Many of these online platforms collect payment for services up front before consultation. While this is standard practice for in-person consultations, there is more of a risk with online visits because there is no guarantee that a prescription will actually be filled.
“These platforms will suggest that they can get their hands on these medications, but sometimes they’re not going to be able to get it because of the shortages. And then a month later when you still don’t have the drug, they’re going to say ‘You paid for our services — we didn’t promise you a drug,’” Dr. Decotiis cautions.
Although there are numerous online platforms that can legally and legitimately provide weight loss services and prescribe medications, Dr. Decotiis suggests that in-person visits will provide better results.
“When you go on these online platforms, you could get a legitimate prescription that isn’t bogus and that is prescribed by a physician. But that physician is not going to be able to examine you and you’re not going to be put on a body composition scale, so they won’t be able to monitor your actual fat loss.”
At her practice, Dr.

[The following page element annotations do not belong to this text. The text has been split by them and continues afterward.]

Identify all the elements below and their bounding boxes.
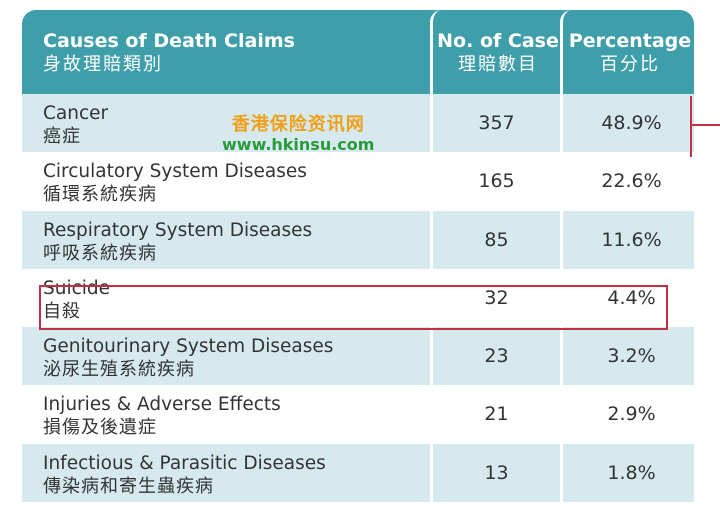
row-cases: 21 <box>484 403 509 426</box>
header-cause-zh: 身故理賠類別 <box>43 54 163 75</box>
row-label-zh: 癌症 <box>43 126 81 147</box>
header-percentage: Percentage 百分比 <box>560 10 697 94</box>
row-label-en: Respiratory System Diseases <box>43 219 313 241</box>
row-label: Injuries & Adverse Effects 損傷及後遺症 <box>43 393 281 439</box>
row-label-zh: 傳染病和寄生蟲疾病 <box>43 475 214 497</box>
row-percentage: 22.6% <box>601 170 662 193</box>
table-row: Respiratory System Diseases 呼吸系統疾病 85 11… <box>22 210 694 269</box>
row-cases: 165 <box>478 170 515 193</box>
cancer-highlight-pointer <box>692 124 720 126</box>
row-label-en: Infectious & Parasitic Diseases <box>43 452 326 474</box>
header-cases-en: No. of Case <box>437 30 559 52</box>
table-row: Cancer 癌症 357 48.9% <box>22 94 694 153</box>
row-label-zh: 損傷及後遺症 <box>43 417 157 439</box>
row-percentage: 11.6% <box>601 228 662 251</box>
table-header: Causes of Death Claims 身故理賠類別 No. of Cas… <box>22 10 694 94</box>
watermark-url: www.hkinsu.com <box>222 135 375 154</box>
row-percentage: 1.8% <box>607 461 656 484</box>
row-cases: 23 <box>484 345 509 368</box>
table-row: Injuries & Adverse Effects 損傷及後遺症 21 2.9… <box>22 385 694 443</box>
row-label-zh: 自殺 <box>43 300 81 322</box>
claims-table: Causes of Death Claims 身故理賠類別 No. of Cas… <box>22 10 694 503</box>
row-cases: 85 <box>484 228 509 251</box>
row-cases: 357 <box>478 112 515 134</box>
row-label: Infectious & Parasitic Diseases 傳染病和寄生蟲疾… <box>43 452 326 498</box>
row-label-en: Cancer <box>43 103 109 124</box>
row-percentage: 48.9% <box>601 112 662 134</box>
row-label: Genitourinary System Diseases 泌尿生殖系統疾病 <box>43 335 333 381</box>
table-row: Circulatory System Diseases 循環系統疾病 165 2… <box>22 152 694 210</box>
header-cases: No. of Case 理賠數目 <box>430 10 563 94</box>
header-cause: Causes of Death Claims 身故理賠類別 <box>22 10 430 94</box>
watermark-text: 香港保险资讯网 <box>231 114 365 135</box>
row-label-en: Circulatory System Diseases <box>43 161 307 183</box>
row-label: Respiratory System Diseases 呼吸系統疾病 <box>43 219 312 265</box>
table-row: Infectious & Parasitic Diseases 傳染病和寄生蟲疾… <box>22 443 694 503</box>
table-row: Suicide 自殺 32 4.4% <box>22 269 694 327</box>
suicide-highlight-box <box>39 285 668 330</box>
row-percentage: 4.4% <box>607 286 656 309</box>
row-label: Cancer 癌症 <box>43 102 108 148</box>
row-label-zh: 循環系統疾病 <box>43 184 157 206</box>
row-percentage: 2.9% <box>607 403 656 426</box>
row-label-en: Suicide <box>43 277 111 299</box>
row-label: Circulatory System Diseases 循環系統疾病 <box>43 160 307 206</box>
row-label-en: Genitourinary System Diseases <box>43 336 334 358</box>
row-label-en: Injuries & Adverse Effects <box>43 394 281 416</box>
header-cause-en: Causes of Death Claims <box>43 30 295 52</box>
header-percentage-zh: 百分比 <box>600 54 660 75</box>
header-cases-zh: 理賠數目 <box>458 54 538 75</box>
row-percentage: 3.2% <box>607 345 656 368</box>
row-label-zh: 呼吸系統疾病 <box>43 242 157 264</box>
row-label-zh: 泌尿生殖系統疾病 <box>43 359 195 381</box>
row-cases: 32 <box>484 286 509 309</box>
cancer-highlight-bracket <box>690 96 692 157</box>
row-label: Suicide 自殺 <box>43 277 110 323</box>
watermark: 香港保险资讯网 www.hkinsu.com <box>222 115 374 155</box>
table-row: Genitourinary System Diseases 泌尿生殖系統疾病 2… <box>22 327 694 386</box>
header-percentage-en: Percentage <box>568 30 692 52</box>
row-cases: 13 <box>484 461 509 484</box>
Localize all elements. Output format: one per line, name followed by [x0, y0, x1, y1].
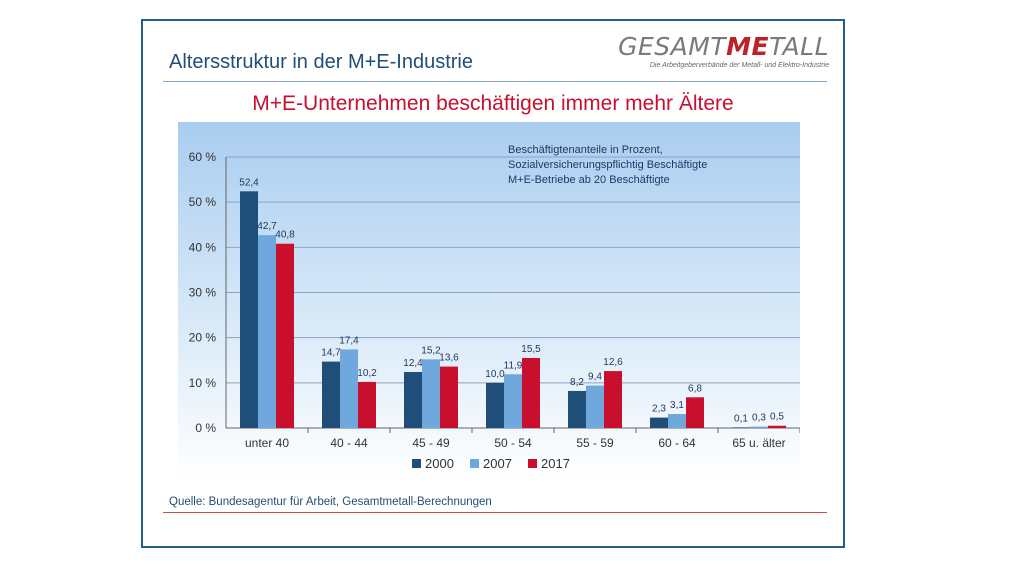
bar-2000 [486, 382, 504, 428]
x-tick-label: 65 u. älter [732, 436, 785, 450]
bar-2007 [258, 235, 276, 428]
bar-2007 [750, 426, 768, 428]
x-tick-label: 45 - 49 [412, 436, 450, 450]
legend-label-2007: 2007 [483, 456, 512, 471]
logo-suffix: TALL [769, 32, 829, 61]
x-tick-label: 55 - 59 [576, 436, 614, 450]
data-label: 14,7 [321, 348, 341, 359]
bar-2000 [404, 371, 422, 428]
x-tick-label: 50 - 54 [494, 436, 532, 450]
bar-2000 [732, 427, 750, 428]
legend-swatch-2000 [412, 459, 421, 468]
data-label: 3,1 [670, 400, 684, 411]
bar-2000 [322, 361, 340, 428]
bar-2007 [422, 359, 440, 428]
bar-2000 [240, 191, 258, 428]
data-label: 12,6 [603, 357, 623, 368]
data-label: 52,4 [239, 177, 259, 188]
bar-2000 [568, 390, 586, 428]
x-tick-label: unter 40 [245, 436, 289, 450]
x-tick-label: 40 - 44 [330, 436, 368, 450]
data-label: 15,2 [421, 345, 441, 356]
chart-legend: 2000 2007 2017 [412, 456, 570, 471]
bar-2017 [522, 357, 540, 428]
source-divider [163, 512, 827, 513]
gesamtmetall-logo: GESAMTMETALL Die Arbeitgeberverbände der… [618, 33, 829, 70]
bar-chart: Beschäftigtenanteile in Prozent, Sozialv… [178, 122, 800, 480]
data-label: 9,4 [588, 372, 602, 383]
y-tick-label: 30 % [189, 286, 217, 300]
bar-2017 [440, 366, 458, 428]
bar-2000 [650, 417, 668, 428]
data-label: 10,2 [357, 368, 377, 379]
legend-label-2000: 2000 [425, 456, 454, 471]
x-tick-label: 60 - 64 [658, 436, 696, 450]
bar-2017 [276, 243, 294, 428]
bar-2007 [586, 385, 604, 428]
source-note: Quelle: Bundesagentur für Arbeit, Gesamt… [169, 496, 492, 508]
legend-swatch-2007 [470, 459, 479, 468]
bar-2007 [668, 413, 686, 428]
y-tick-label: 0 % [195, 421, 216, 435]
legend-swatch-2017 [528, 459, 537, 468]
bar-2017 [358, 381, 376, 428]
title-divider [163, 81, 827, 82]
data-label: 11,9 [504, 360, 523, 371]
plot-area: 0 % 10 % 20 % 30 % 40 % 50 % 60 % unter 40 52,4 4… [189, 150, 800, 450]
data-label: 12,4 [403, 358, 423, 369]
data-label: 0,5 [770, 412, 784, 423]
data-label: 2,3 [652, 404, 666, 415]
legend-label-2017: 2017 [541, 456, 570, 471]
bar-2007 [340, 349, 358, 428]
data-label: 0,1 [734, 413, 748, 424]
data-label: 8,2 [570, 377, 584, 388]
y-tick-label: 20 % [189, 331, 217, 345]
data-label: 10,0 [485, 369, 505, 380]
chart-note-line-2: Sozialversicherungspflichtig Beschäftigt… [508, 159, 707, 171]
chart-note-line-3: M+E-Betriebe ab 20 Beschäftigte [508, 174, 670, 186]
data-label: 42,7 [257, 221, 277, 232]
logo-tagline: Die Arbeitgeberverbände der Metall- und … [649, 62, 829, 69]
data-label: 6,8 [688, 383, 702, 394]
y-tick-label: 40 % [189, 240, 217, 254]
data-label: 15,5 [521, 344, 541, 355]
bar-2017 [604, 371, 622, 428]
chart-headline: M+E-Unternehmen beschäftigen immer mehr … [252, 92, 734, 115]
y-tick-label: 60 % [189, 150, 217, 164]
data-label: 0,3 [752, 413, 766, 424]
y-tick-label: 50 % [189, 195, 217, 209]
y-tick-label: 10 % [189, 376, 217, 390]
logo-accent: ME [726, 32, 770, 61]
bar-2017 [768, 425, 786, 428]
chart-note-line-1: Beschäftigtenanteile in Prozent, [508, 144, 663, 156]
bar-2007 [504, 374, 522, 428]
data-label: 40,8 [275, 230, 295, 241]
bar-2017 [686, 397, 704, 428]
logo-wordmark: GESAMTMETALL [618, 33, 829, 61]
logo-prefix: GESAMT [618, 32, 727, 61]
data-label: 13,6 [439, 353, 459, 364]
data-label: 17,4 [339, 335, 359, 346]
slide-title: Altersstruktur in der M+E-Industrie [169, 51, 473, 73]
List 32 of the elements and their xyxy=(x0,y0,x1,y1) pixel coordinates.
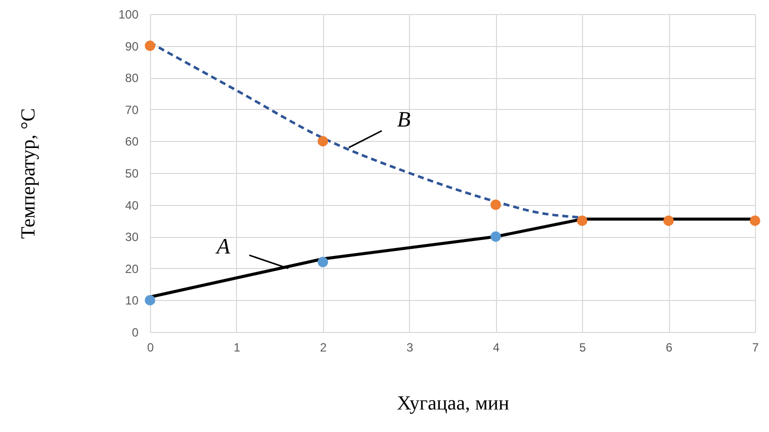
point xyxy=(318,256,328,268)
point xyxy=(663,215,674,226)
y-tick-label: 80 xyxy=(125,71,139,86)
point xyxy=(144,40,156,52)
x-tick-label: 2 xyxy=(320,340,328,354)
y-tick-label: 60 xyxy=(125,134,139,149)
point xyxy=(318,136,328,146)
y-tick-label: 90 xyxy=(125,39,139,54)
annotation: A xyxy=(214,233,231,258)
x-axis-title: Хугацаа, мин xyxy=(396,392,510,414)
y-tick-label: 0 xyxy=(132,326,139,340)
y-tick-label: 50 xyxy=(125,166,139,180)
x-tick-label: 4 xyxy=(492,340,500,354)
y-tick-label: 10 xyxy=(125,294,139,308)
y-tick-label: 100 xyxy=(118,8,139,22)
y-tick-label: 70 xyxy=(125,102,139,117)
y-axis-title: Температур, °C xyxy=(17,108,40,239)
point xyxy=(144,294,156,306)
point xyxy=(576,215,588,226)
y-tick-label: 40 xyxy=(125,198,139,212)
x-tick-label: 6 xyxy=(666,340,673,354)
x-tick-label: 3 xyxy=(406,340,414,354)
point xyxy=(490,200,501,210)
point xyxy=(750,215,760,226)
annotation: B xyxy=(397,106,411,132)
x-tick-label: 1 xyxy=(234,340,241,354)
x-tick-label: 5 xyxy=(579,340,586,354)
x-tick-label: 0 xyxy=(147,340,154,354)
x-tick-label: 7 xyxy=(752,340,760,354)
y-tick-label: 20 xyxy=(125,262,139,276)
y-tick-label: 30 xyxy=(125,230,139,244)
point xyxy=(490,231,501,242)
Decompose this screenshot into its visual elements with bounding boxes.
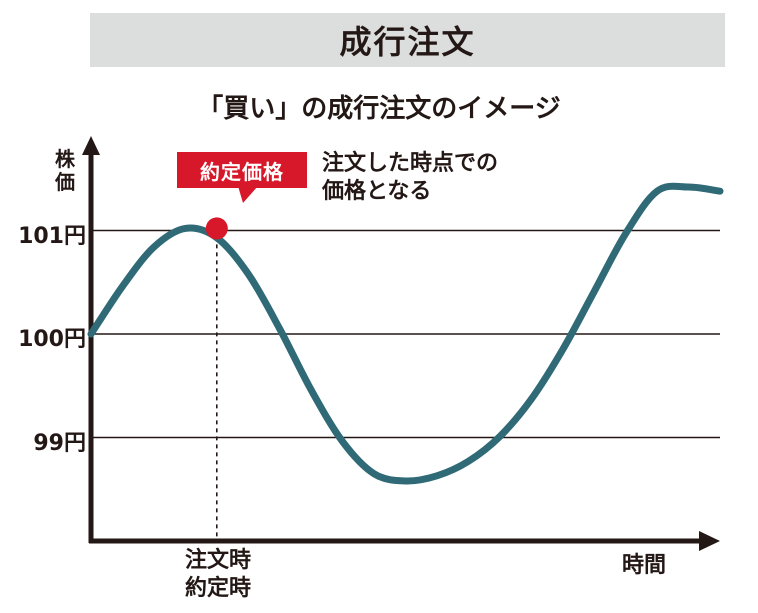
callout-line-2: 価格となる [322,179,432,204]
event-label: 注文時 約定時 [168,547,268,603]
y-tick-101: 101円 [18,224,86,249]
callout-pointer [238,186,258,203]
x-axis-label: 時間 [622,553,667,578]
grid-lines [91,229,720,439]
y-axis-arrow [82,136,100,155]
callout-line-1: 注文した時点での [322,151,499,176]
y-axis-label: 株価 [55,147,75,194]
chart-title: 「買い」の成行注文のイメージ [197,94,561,124]
event-label-line-2: 約定時 [184,576,251,601]
y-tick-99: 99円 [33,431,86,456]
page-title: 成行注文 [339,23,476,61]
y-tick-100: 100円 [18,327,86,352]
title-band: 成行注文 [90,13,725,67]
executed-price-badge: 約定価格 [177,152,307,188]
price-marker [205,217,228,240]
series-line [87,182,724,485]
callout-text: 注文した時点での 価格となる [322,150,498,206]
event-label-line-1: 注文時 [184,548,251,573]
x-axis-arrow [699,531,720,551]
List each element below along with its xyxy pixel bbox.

Decotiis uses body composition scales to monitor her patients’ progress. Body composition scales go beyond measuring weight, they assess the overall composition of the body, including how much of a person’s weight is body fat.
When losing weight, the goal is to lose excess fat, not muscle, so a body composition scale will help to determine whether weight is being lost in an appropriate and healthy manner.
“You might lose 20 pounds but if it wasn’t fat that you lost, then you really aren’t at your ideal weight,” Dr. Decotiis notes. “Even if these platforms are technically legitimate, you’re not going to get the best care.”